Sen. John McCain (R-Ariz.) is an unlikely ally in the fight against federal spending on sheep-related activities. His list for killable pork includes $1 million for the National Sheep Industry Improvement Center in Hawaii, among other similarly obscure projects.

The anti-pork nuts have also been fighting skirmishes over individual bills: Senate Appropriations Committee Chairman Thad Cochran (R-Miss.) got so annoyed at DeMint's efforts to block $4.9 billion in "emergency" farm appropriations bill that he opted for the tried and true strategy of spoiled kids everywhere—appeal to an authority figure for help.  Hoping (misguidedly, as it turns out) to get an adult-sanctioned edge in the playground squabble, Cochran implored President Bush to make a call from his overseas tour to chew out DeMint, according to Bob Novak.

Bush didn't intervene, resulting in an "absolute disaster and catastrophe" (a.k.a., a mild cost-cutting resolution), according to House Appropriations chairman Jerry Lewis (R-Calif.).

Coburn isn't above calling for help from a higher power, however. He has publicly called on Bush to veto any earmark-laden bills coming out of the Democratic congress next year. If his tactics work and spending is stalled at current levels until then, he'll have a very different political landscape to operate in, one where the line between fiscal responsibility and partisan obstructionism will be blurred—in a good way.

Overall federal spending is up about 49 percent since 2001, so it's not like any federal agencies are starving, despite dire predictions from the Department of Veterans' Affairs and others.
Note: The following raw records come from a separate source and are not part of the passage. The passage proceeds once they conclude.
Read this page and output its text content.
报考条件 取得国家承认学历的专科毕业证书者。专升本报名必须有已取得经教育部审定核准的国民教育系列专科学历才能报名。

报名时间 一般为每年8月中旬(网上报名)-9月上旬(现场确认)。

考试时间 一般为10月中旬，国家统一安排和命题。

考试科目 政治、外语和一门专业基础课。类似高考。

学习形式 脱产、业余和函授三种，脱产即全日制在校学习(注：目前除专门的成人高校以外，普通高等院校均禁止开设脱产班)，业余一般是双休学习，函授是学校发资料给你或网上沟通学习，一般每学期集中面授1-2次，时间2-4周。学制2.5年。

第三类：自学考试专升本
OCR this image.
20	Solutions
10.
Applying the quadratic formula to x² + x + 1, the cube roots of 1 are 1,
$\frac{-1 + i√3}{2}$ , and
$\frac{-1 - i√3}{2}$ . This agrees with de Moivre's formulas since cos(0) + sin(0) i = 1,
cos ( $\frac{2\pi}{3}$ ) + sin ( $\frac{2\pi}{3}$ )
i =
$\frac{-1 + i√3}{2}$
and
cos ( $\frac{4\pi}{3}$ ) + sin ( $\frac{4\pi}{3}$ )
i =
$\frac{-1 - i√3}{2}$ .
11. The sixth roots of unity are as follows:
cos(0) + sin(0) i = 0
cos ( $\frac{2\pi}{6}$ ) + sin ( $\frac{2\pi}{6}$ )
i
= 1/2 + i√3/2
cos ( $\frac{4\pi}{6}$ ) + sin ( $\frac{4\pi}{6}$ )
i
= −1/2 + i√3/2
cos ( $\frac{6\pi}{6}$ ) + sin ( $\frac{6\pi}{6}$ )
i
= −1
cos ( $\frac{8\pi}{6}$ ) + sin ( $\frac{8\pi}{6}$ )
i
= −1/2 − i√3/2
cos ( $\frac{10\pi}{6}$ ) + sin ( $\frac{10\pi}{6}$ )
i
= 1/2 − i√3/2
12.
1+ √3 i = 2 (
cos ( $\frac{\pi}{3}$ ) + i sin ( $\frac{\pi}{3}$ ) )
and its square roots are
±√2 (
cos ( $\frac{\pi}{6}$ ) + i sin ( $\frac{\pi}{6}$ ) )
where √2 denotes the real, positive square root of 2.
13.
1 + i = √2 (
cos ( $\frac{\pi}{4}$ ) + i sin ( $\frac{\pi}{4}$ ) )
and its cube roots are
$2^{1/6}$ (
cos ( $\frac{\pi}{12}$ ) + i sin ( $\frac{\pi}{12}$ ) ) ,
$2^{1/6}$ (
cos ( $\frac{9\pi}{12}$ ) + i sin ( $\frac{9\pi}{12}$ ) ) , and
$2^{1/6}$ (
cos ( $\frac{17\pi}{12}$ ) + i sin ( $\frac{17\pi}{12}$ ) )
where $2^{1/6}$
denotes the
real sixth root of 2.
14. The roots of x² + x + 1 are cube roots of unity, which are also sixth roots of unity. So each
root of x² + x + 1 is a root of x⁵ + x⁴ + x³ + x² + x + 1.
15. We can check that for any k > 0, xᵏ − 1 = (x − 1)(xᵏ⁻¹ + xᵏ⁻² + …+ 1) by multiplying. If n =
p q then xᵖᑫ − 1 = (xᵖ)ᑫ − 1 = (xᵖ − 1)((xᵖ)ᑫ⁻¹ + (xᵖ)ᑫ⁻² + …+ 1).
Said a (very blunt) Coburn spokesman: "Any agency that can't figure out how to function under a one-year CR is incompetent."

Coburn says he has a mandate for his hardball tactics: "Among the Republicans who lost their re-election bids a surprising number were political moderates who advocated a more activist government. Several Republican members of the appropriations committees, which have been on a spending binge, also were not re-elected…. Our short-term, politically-expedient, bread and circus governing philosophy has failed."

"There should now be less doubt about whether overspending and pork projects are bad policy and bad politics," he goes on. "This year, in particular, pork did not save our vulnerable incumbents but helped drag them down."

Coburn's other successful venture into earmark policing this session was pushed though in partnership with Sen. Barack Obama (D-Ill.). The legislation requires that all federal contracts to be dropped into an Internet accessible database open to the public. The unlikely pair learned to work together at a freshman orientation program for senators. This year's featured speakers?: Senators Ted Stevens (R-Alaska), and Daniel Inouye (D-Hawaii) chatting about their fruitful bipartisan efforts on defense appropriations. They were assigned to explain to the new kids "how the Senate is supposed to work," according to Sen. Lamar Alexander (R-Tenn.). It seems Obama and Coburn (and DeMint) didn't like what they saw and decided to do something about it. Sens. Stevens and Inouye—who call each other "brothers" and are famous for being two of the porkiest members of the Senate—must have done their job a little too well.

Katherine Mangu-Ward is an associate editor of reason.